Wednesday, December 16, 2009

Milblogs Go Silent

I have written about CJ Grisham before and the problems he is having not only with the local school board in his community, but also the problems he is facing from within the Army community and chain of command. Well milbloggers are staging a day of protest today, refusing to post any new articles to show their support for one of their own. I support their efforts.

On Wednesday 16 December 2009, many milblogs — including This Ain’t Hell, From My Position, Blackfive, Miss Ladybug, Boston Maggie, Grim’s Hall, and those participating in the Wednesday Hero program — are going silent for the day.
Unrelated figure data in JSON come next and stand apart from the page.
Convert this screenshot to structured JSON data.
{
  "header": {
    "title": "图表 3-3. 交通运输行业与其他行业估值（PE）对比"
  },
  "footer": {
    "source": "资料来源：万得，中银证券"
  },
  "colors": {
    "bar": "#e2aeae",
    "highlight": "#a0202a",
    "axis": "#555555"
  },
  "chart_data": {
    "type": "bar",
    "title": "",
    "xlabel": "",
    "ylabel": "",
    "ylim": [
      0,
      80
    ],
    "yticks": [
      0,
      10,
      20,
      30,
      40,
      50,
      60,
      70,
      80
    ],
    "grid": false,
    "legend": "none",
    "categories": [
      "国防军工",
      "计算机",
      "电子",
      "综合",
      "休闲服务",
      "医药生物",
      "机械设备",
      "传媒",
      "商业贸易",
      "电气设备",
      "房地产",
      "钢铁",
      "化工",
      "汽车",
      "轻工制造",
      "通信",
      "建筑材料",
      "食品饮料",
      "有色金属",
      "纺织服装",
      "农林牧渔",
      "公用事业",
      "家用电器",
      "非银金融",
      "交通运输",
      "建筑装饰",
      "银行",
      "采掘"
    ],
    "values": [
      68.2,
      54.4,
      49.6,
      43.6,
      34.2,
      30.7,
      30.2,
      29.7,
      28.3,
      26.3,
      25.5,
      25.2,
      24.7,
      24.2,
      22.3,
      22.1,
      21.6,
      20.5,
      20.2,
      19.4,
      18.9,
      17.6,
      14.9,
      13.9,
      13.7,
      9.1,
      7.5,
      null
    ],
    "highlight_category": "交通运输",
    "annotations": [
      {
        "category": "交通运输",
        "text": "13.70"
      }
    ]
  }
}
Some are choosing to go silent for a longer period of time.

The reason for this is two-fold. First, milblogs are facing an increasingly hostile environment from within the military. While senior leadership has embraced blogging and social media, many field grade officers and senior NCOs do not embrace the concept. From general apathy in not wanting to deal with the issue to outright hositility to it, many commands are not only failing to support such activities, but are aggressively acting against active duty milbloggers, milspouses, and others. The number of such incidents appears to be growing, with milbloggers receiving reprimands, verbal and written, not only for their activities but those of spouses and supporters.
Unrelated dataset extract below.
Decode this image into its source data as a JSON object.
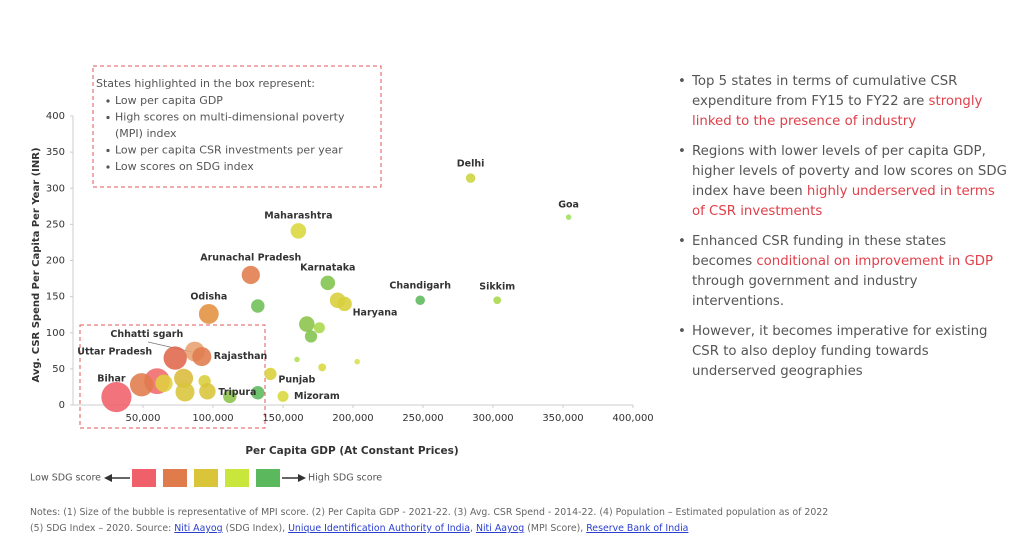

The catalyst has been the treatment of milblogger C.J. Grisham of A Soldier’s Perspective . C.J. has earned accolades and respect, from the White House on down for his honest, and sometimes blunt, discussion of issues — particularly PTSD. In the last few months, C.J. has seen an issue with a local school taken to his command who failed to back him, and has even seen his effort to deal with PTSD, and lead his men in same by example, used against him as a part of this. Ultimately, C.J. has had to sell his blog to help raise funds for his defense in this matter.

The milbloggers are also asking those who regularly read their blogs, or anybody who is interested in preserving some semblance of First Amendment rights for those in the military to contact their elected officials and let them know that milbloggers have provided a valuable service reporting on military matters and the Global War on Terror by filling the gap that our mainstream media has created.